I want to prove lemma RnP_eq.
From mathcomp Require Import ssreflect.
Require Import Coq.Program.Equality.
Definition func {n m l o:nat}
(I:t R 0 -> t R m -> t R l)(J:t R n -> t R l -> t R o):=
(fun (x:t R n)(a:t R m) => J (snd (splitat 0 x)) (I (fst (splitat 0 x)) a)).
Lemma deriveP_eq (n m l o:nat)(v:t R (S n))
(I:t R 0 -> t R m -> t R l)(J:t R (S n) -> t R l -> t R o)
(a:t R m)(b:t R o):
forall m:nat, deriveP m (func I J) v a b = deriveP m J v (I Vnil a) b.
Proof.
by [].
Qed.
Lemma RnP_eq (n m l o P:nat)
(I:t R 0 -> t R m -> t R l)(J:t R (S n) -> t R l -> t R o)
(p:t R (S n))(a:t R m)(b:t R o):
updateRnP n (func I J) p a b = updateRnP n J p (I Vnil a) b.
Proof.
dependent induction p => //.
destruct n => //.
rewrite /=.
rewrite (deriveP_eq _ _ _ _ _ _ (J)).
f_equal.
Abort.
deriveP_eq holds and updateRnP is just recursion of deriveP. So I think RnP_eq must holds. but, I don't know how to prove it.
I need to do induction in n or p, but that changes type of function J and I can't apply the induction assumption to the goal.
Is it impossible to prove RnP_eq using Coq ?
Require Import Psatz.
Theorem arith_basic : forall (k P:nat), lt k P -> P = Nat.add k (S (P - (k + 1))).
intros. lia.
Defined.
Definition kLess : forall (k P:nat), (P - k) < (S P).
intros. lia.
Defined.
Definition kLess2 : forall (k P:nat), (P - k) <= (S P).
intros. lia.
Defined.
Definition k1Less : forall (k P:nat), ((S P)-((P-k)+1)) < (S P).
intros. lia.
Defined.
From mathcomp Require Import ssreflect.
Require Import Coq.Reals.Reals.
Require Import Coq.Vectors.Vector.
Require Import CoLoR.Util.Vector.VecUtil.
Require Import Coquelicot.Coquelicot.
Require Import Coq.Classes.RelationClasses.
Import VectorNotations.
Require Import Coq.Logic.FunctionalExtensionality.
Open Scope vector_scope.
Infix ":::" := (Vcons)(at level 60, right associativity).
Fixpoint lastk k n : t R n -> (lt k n) -> t R k :=
match n with
|0%nat => fun _ (H : lt k 0) => False_rect _ (@Lt.lt_n_O k H)
|S n => match k with
|S m => fun v H => shiftin (last v) (lastk m n (shiftout v) (@le_S_n _ _ H))
|0%nat => fun _ H => Vnil
end
end.
Definition EucSum {A}(e:t R A) :R:= Vector.fold_right Rplus e 0.
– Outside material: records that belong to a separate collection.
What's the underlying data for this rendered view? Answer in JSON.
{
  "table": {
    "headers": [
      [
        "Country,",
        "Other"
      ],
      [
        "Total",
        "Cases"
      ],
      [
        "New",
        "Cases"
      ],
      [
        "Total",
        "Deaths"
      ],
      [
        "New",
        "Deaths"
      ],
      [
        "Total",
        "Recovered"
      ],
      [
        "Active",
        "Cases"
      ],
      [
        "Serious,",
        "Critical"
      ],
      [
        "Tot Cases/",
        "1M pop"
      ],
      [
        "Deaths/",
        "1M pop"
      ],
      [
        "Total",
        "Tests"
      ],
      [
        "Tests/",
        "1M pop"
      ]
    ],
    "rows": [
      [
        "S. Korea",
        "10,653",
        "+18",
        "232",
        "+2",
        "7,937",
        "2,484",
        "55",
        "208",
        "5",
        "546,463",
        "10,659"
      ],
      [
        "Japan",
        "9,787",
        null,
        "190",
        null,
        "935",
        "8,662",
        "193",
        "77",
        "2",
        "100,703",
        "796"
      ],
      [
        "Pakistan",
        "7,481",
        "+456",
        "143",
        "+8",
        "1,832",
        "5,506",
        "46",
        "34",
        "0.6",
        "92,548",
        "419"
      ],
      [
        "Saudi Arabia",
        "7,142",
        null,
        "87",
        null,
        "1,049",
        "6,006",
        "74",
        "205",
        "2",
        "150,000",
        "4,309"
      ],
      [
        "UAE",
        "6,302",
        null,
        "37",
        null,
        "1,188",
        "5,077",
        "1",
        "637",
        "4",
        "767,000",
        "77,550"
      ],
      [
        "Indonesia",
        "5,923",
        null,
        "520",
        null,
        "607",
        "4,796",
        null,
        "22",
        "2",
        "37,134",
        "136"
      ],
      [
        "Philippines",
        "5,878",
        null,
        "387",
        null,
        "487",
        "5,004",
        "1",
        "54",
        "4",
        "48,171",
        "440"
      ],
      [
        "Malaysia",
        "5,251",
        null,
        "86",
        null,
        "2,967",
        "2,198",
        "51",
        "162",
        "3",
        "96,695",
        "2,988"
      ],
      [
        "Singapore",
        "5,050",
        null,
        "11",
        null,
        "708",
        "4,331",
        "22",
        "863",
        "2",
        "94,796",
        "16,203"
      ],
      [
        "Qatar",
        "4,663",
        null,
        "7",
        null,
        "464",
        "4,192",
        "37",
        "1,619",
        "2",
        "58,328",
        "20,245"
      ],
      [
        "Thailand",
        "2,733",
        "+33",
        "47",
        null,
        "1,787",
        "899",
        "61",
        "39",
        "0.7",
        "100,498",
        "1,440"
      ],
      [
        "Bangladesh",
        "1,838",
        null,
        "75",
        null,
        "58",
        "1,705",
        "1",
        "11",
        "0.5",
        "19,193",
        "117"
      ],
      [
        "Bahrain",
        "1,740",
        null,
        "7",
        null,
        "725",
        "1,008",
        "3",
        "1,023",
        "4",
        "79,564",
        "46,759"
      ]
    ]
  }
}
Definition QE (r1 r2:R):R:= (r1 - r2)^2.
Definition QuadraticError {n : nat} (v1 v2: t R n) :t R n:= Vector.map2 QE v1 v2.
Definition deriveP {P A B}(k:nat)(I:t R (S P) -> t R A -> t R B)(p :t R (S P))(input:t R A)(train:t R B):R:=
let lk := lastk ((S P)-((P-k)+1)) (S P) p (k1Less k P) in
let fk := take (P-k) (kLess2 k P) p in
let pk := nth_order p (kLess k P) in
(nth_order p (kLess k P)) - 0.01*( Derive (fun PK => EucSum (QuadraticError
(I (Vcast (append fk (PK ::: lk)) (symmetry (arith_basic (P-k) (S P) (kLess k P)))) input) train)) pk ).
Fixpoint updateRnP {P A B} (k:nat)(I:t R (S P) -> t R A -> t R B)
(p :t R (S P))(input:t R A)(train:t R B):t R (S k):=
match k in nat return t R (S k) with
|S k' => (deriveP k I p input train) ::: updateRnP k' I p input train
|0%nat => (deriveP k I p input train) ::: Vnil
end.
We need to do induction to prove equality of two vectors consist of the elements of two functions whose outputs are same.
In my question, we need to do induction in the vector which is the argument of the function of context. But, when I do that, the type of the function will change and I can't apply the assumption of induction to the goal.
For that reason, we cannot do induction in arguments of function whose type includes dependent type for fixed value. we cannot also do induction in fixed value of the dependent type.